By choosing reputable platforms, diversifying assets, and tracking taxes with tools like Crypto Tax Calculator, Australians can stake confidently. Whether you’re staking Cardano for flexibility or stablecoins for stability, understanding the process and best practices ensures you maximize rewards while navigating Australia’s crypto-friendly landscape safely.
Frequently Asked Questions (FAQ)
Is crypto staking legal in Australia?
Yes. Crypto staking is legal in Australia. However, you must comply with tax reporting rules set by the ATO.

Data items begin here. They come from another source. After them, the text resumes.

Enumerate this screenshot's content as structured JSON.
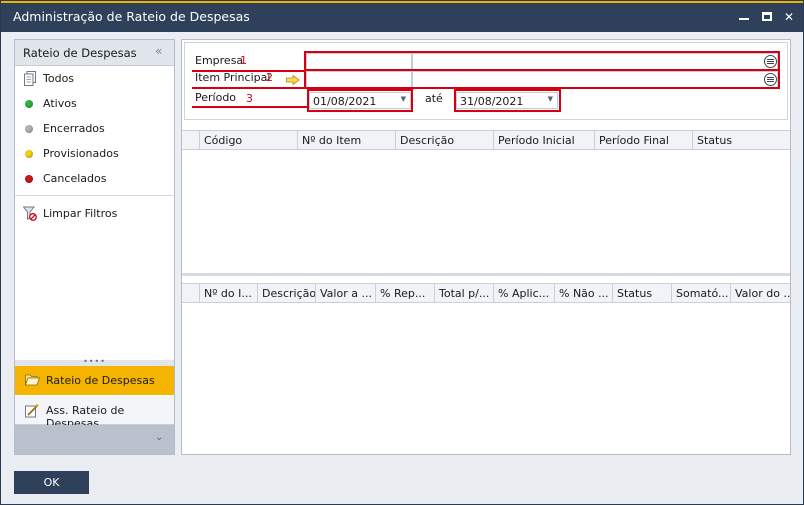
{
  "window": {
    "title": "Administração de Rateio de Despesas"
  },
  "sidebar": {
    "header": "Rateio de Despesas",
    "filters": [
      {
        "label": "Todos",
        "icon": "document-icon"
      },
      {
        "label": "Ativos",
        "icon": "green-dot-icon",
        "color": "#2fb344"
      },
      {
        "label": "Encerrados",
        "icon": "gray-dot-icon",
        "color": "#b3b3b3"
      },
      {
        "label": "Provisionados",
        "icon": "yellow-dot-icon",
        "color": "#f2d21c"
      },
      {
        "label": "Cancelados",
        "icon": "red-dot-icon",
        "color": "#c8181b"
      }
    ],
    "clear_filters": "Limpar Filtros",
    "nav": [
      {
        "label": "Rateio de Despesas",
        "icon": "folder-open-icon",
        "active": true
      },
      {
        "label": "Ass. Rateio de Despesas",
        "icon": "wizard-icon",
        "active": false
      }
    ]
  },
  "form": {
    "empresa": {
      "label": "Empresa",
      "marker": "1",
      "value": ""
    },
    "item_principal": {
      "label": "Item Principal",
      "marker": "2",
      "value": ""
    },
    "periodo": {
      "label": "Período",
      "marker": "3",
      "from": "01/08/2021",
      "to_label": "até",
      "to": "31/08/2021"
    }
  },
  "grid_top": {
    "columns": [
      "Código",
      "Nº do Item",
      "Descrição",
      "Período Inicial",
      "Período Final",
      "Status"
    ]
  },
  "grid_bottom": {
    "columns": [
      "Nº do I...",
      "Descrição",
      "Valor a ...",
      "% Rep...",
      "Total p/...",
      "% Aplic...",
      "% Não ...",
      "Status",
      "Somató...",
      "Valor do ..."
    ]
  },
  "footer": {
    "ok_label": "OK"
  },
  "colors": {
    "titlebar": "#2f405a",
    "accent": "#f4b400",
    "highlight": "#d60012"
  }
}
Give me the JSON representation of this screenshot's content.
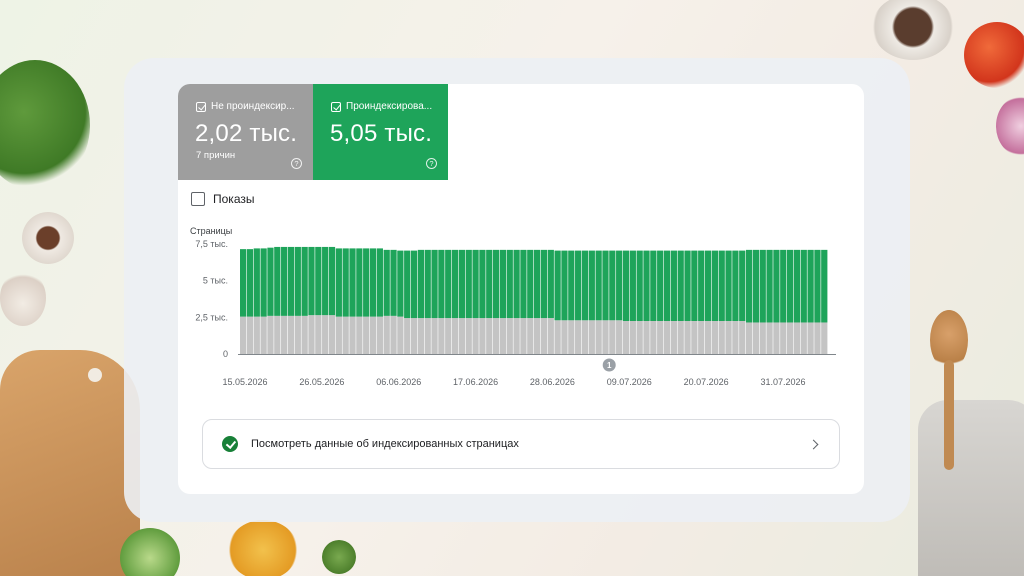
{
  "tiles": [
    {
      "label": "Не проиндексир...",
      "value": "2,02 тыс.",
      "sub": "7 причин",
      "color": "#9e9e9e"
    },
    {
      "label": "Проиндексирова...",
      "value": "5,05 тыс.",
      "sub": "",
      "color": "#1ea45a"
    }
  ],
  "impressions_toggle": {
    "label": "Показы",
    "checked": false
  },
  "link": {
    "label": "Посмотреть данные об индексированных страницах"
  },
  "chart_data": {
    "type": "bar",
    "stacked": true,
    "ylabel": "Страницы",
    "yticks": [
      "7,5 тыс.",
      "5 тыс.",
      "2,5 тыс.",
      "0"
    ],
    "ylim": [
      0,
      7500
    ],
    "x_tick_labels": [
      "15.05.2026",
      "26.05.2026",
      "06.06.2026",
      "17.06.2026",
      "28.06.2026",
      "09.07.2026",
      "20.07.2026",
      "31.07.2026"
    ],
    "annotation": "1",
    "grid": false,
    "series": [
      {
        "name": "Не проиндексир...",
        "color": "#c4c4c4",
        "values": [
          2550,
          2550,
          2550,
          2550,
          2600,
          2600,
          2600,
          2600,
          2600,
          2600,
          2650,
          2650,
          2650,
          2650,
          2550,
          2550,
          2550,
          2550,
          2550,
          2550,
          2550,
          2600,
          2600,
          2550,
          2450,
          2450,
          2450,
          2450,
          2450,
          2450,
          2450,
          2450,
          2450,
          2450,
          2450,
          2450,
          2450,
          2450,
          2450,
          2450,
          2450,
          2450,
          2450,
          2450,
          2450,
          2450,
          2300,
          2300,
          2300,
          2300,
          2300,
          2300,
          2300,
          2300,
          2300,
          2300,
          2250,
          2250,
          2250,
          2250,
          2250,
          2250,
          2250,
          2250,
          2250,
          2250,
          2250,
          2250,
          2250,
          2250,
          2250,
          2250,
          2250,
          2250,
          2150,
          2150,
          2150,
          2150,
          2150,
          2150,
          2150,
          2150,
          2150,
          2150,
          2150,
          2150
        ]
      },
      {
        "name": "Проиндексирова...",
        "color": "#1ea45a",
        "values": [
          4600,
          4600,
          4650,
          4650,
          4650,
          4700,
          4700,
          4700,
          4700,
          4700,
          4650,
          4650,
          4650,
          4650,
          4650,
          4650,
          4650,
          4650,
          4650,
          4650,
          4650,
          4500,
          4500,
          4500,
          4600,
          4600,
          4650,
          4650,
          4650,
          4650,
          4650,
          4650,
          4650,
          4650,
          4650,
          4650,
          4650,
          4650,
          4650,
          4650,
          4650,
          4650,
          4650,
          4650,
          4650,
          4650,
          4750,
          4750,
          4750,
          4750,
          4750,
          4750,
          4750,
          4750,
          4750,
          4750,
          4800,
          4800,
          4800,
          4800,
          4800,
          4800,
          4800,
          4800,
          4800,
          4800,
          4800,
          4800,
          4800,
          4800,
          4800,
          4800,
          4800,
          4800,
          4950,
          4950,
          4950,
          4950,
          4950,
          4950,
          4950,
          4950,
          4950,
          4950,
          4950,
          4950
        ]
      }
    ]
  }
}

Do I pay tax immediately when I earn staking rewards?
Yes. The ATO considers staking rewards as income at the time you receive them, even if you don’t sell them.
What happens if I don’t report staking rewards?
Failing to report can lead to ATO penalties. Since most Australian exchanges share transaction data, it is risky to skip reporting.
Which Australian exchange is best for staking?
- CoinSpot is trusted and beginner-friendly.
- Swyftx historically offered high APYs but Earn is currently paused due to regulations.
- Binance AU offers flexible and locked staking with high rewards but has regulatory uncertainty.
How can I make tax reporting easier?
Use crypto tax software (like Koinly or CryptoTaxCalculator) to sync your exchange accounts and automatically generate tax reports.